An American keeps the yellow

7/25/2006

SO MUCH for turning the Tour de France back over to the Europeans. The retirement of the Tour's greatest champion, seven-time winner Lance Armstrong, was supposed to signal the end of America's domination of the world's most famous bicycle race.

Somebody forgot to tell Floyd Landis, whose victory ride down Paris' Champs-Elysees Sunday represented the 11th time an American has won this grueling three-week race in the last 21 years.

His triumph was all the more remarkable because he not only appeared to have taken himself out of contention with a disastrous ride last Wednesday, dropping him from first to 11th and falling more than eight minutes off the pace, he was riding with a badly deteriorated right hip, which will need surgical replacement in the fall.

Somehow, drawing upon some inner reserve that seems to separate the great athletes from the merely good, Landis erased all but half a minute of the deficit on Thursday and then regained the lead with a spirited all-or-nothing ride in Saturday's time trial. Suddenly back in front with a 59-second lead, surrounded and protected by his teammates, his Sunday ride into Paris was basically ceremonial.

Landis labored under a much different handicap as well: He wasn't Lance Armstrong. Few Americans outside the rather limited cycling fraternity had any clue who Floyd Landis is.

Also, world-class cycling's complicated scoring system, plus the seemingly traditional free pass the leader gets on the race's final day, confuse people who only pay attention to the sport once a year.
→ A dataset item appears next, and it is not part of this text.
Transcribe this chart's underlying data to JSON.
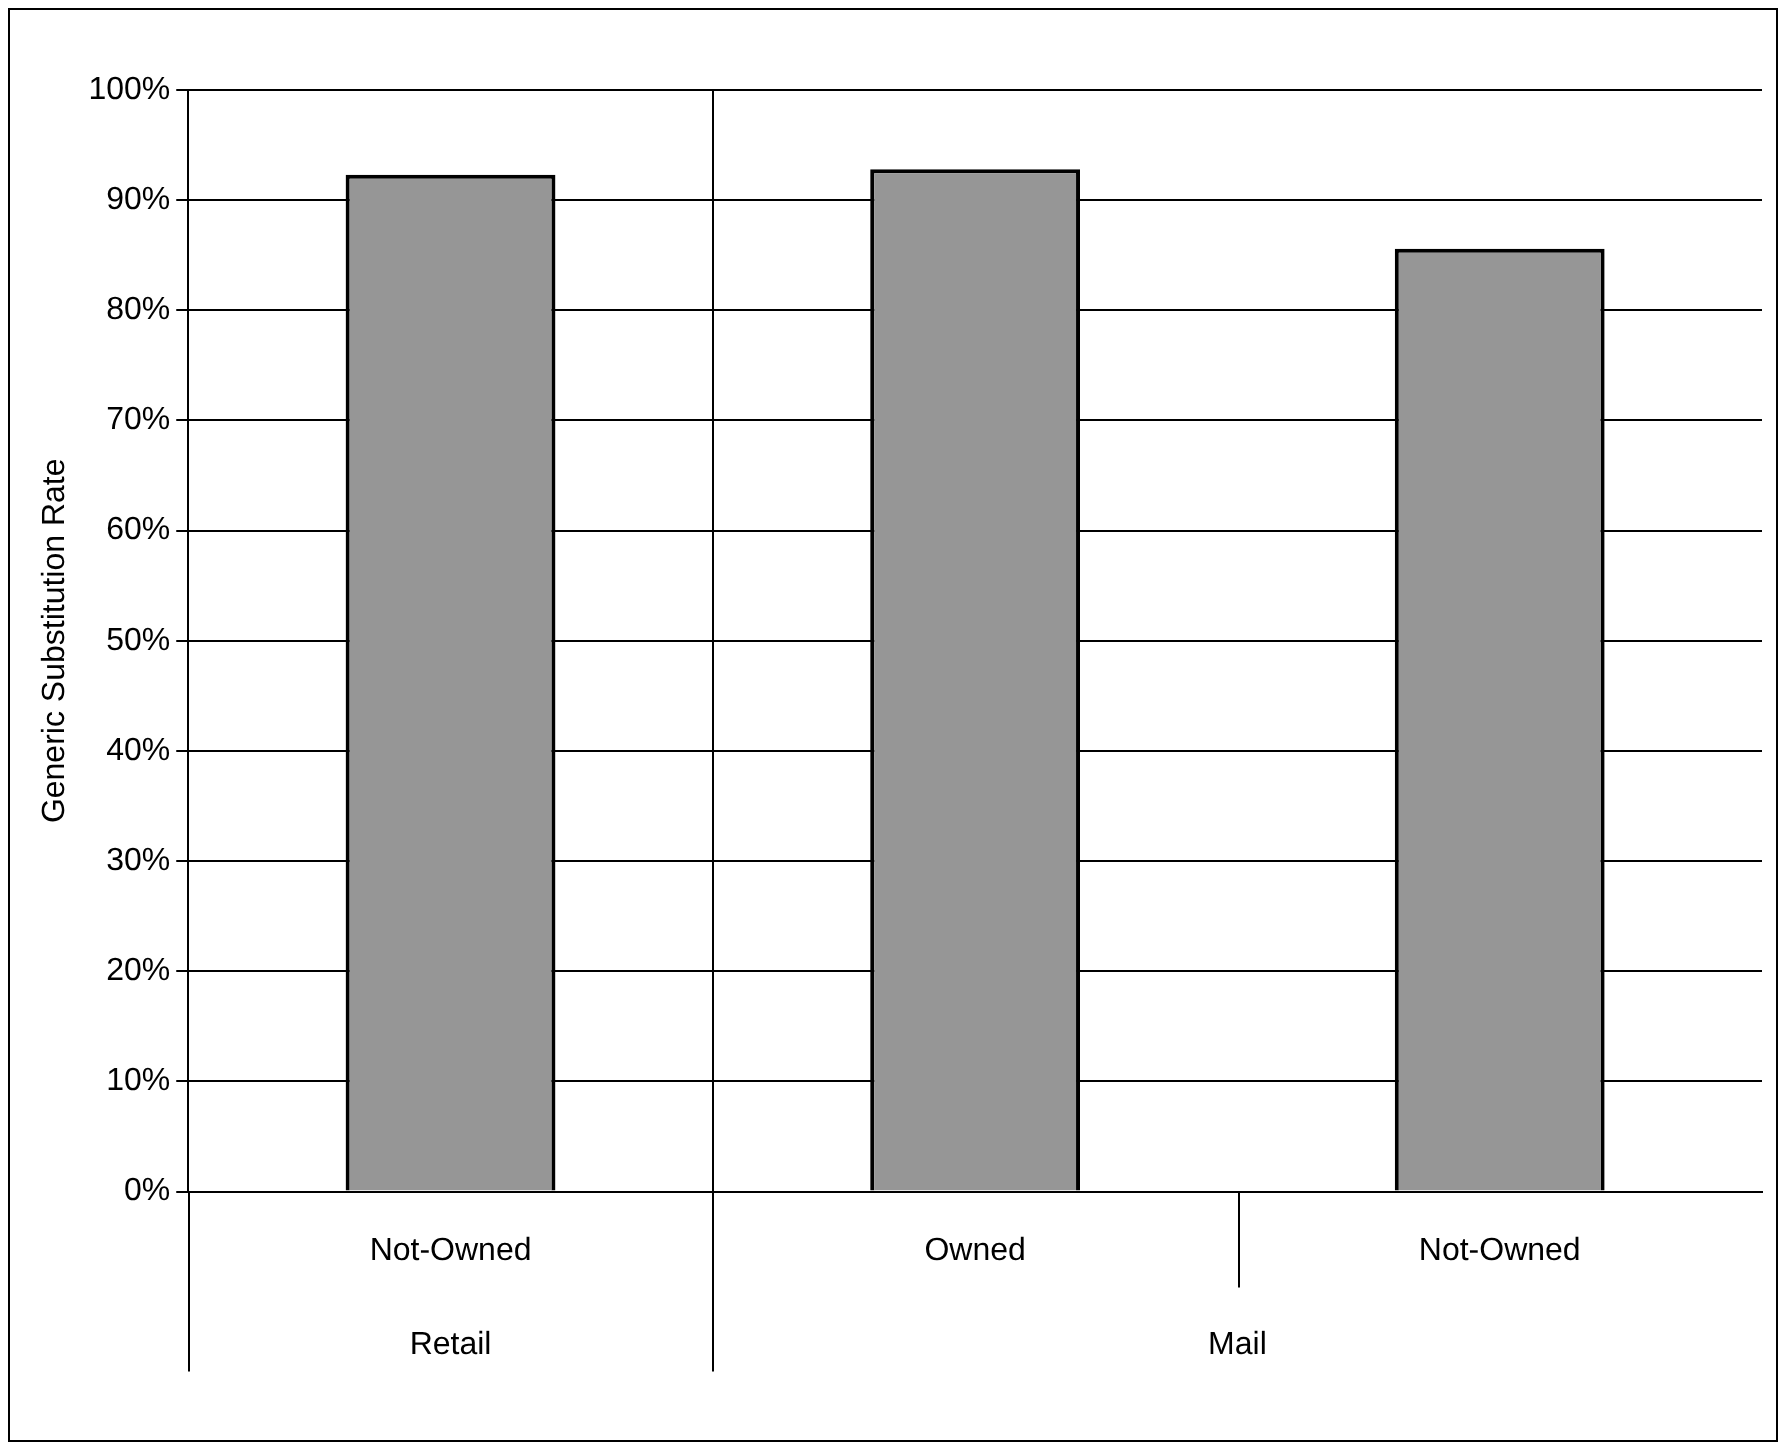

Some will say that Landis' feat is tarnished because nine riders, including pre-race favorites Jan Ullrich and Ivan Basso, were not allowed to compete after they were implicated in a doping investigation.

But to undertake the Tour de France's 2,270-mile grind through the Pyrenees and the Alps and emerge on the other end with the yellow jersey requires no apology by anyone who does it.

If Landis' ride to Paris didn't capture the imagination of American sports fans, at least not in the same manner that Tiger Woods' emotional win did at the British Open, it is hardly his fault. Besides, once more, the French had to bear a flag-waving American on their victory stand.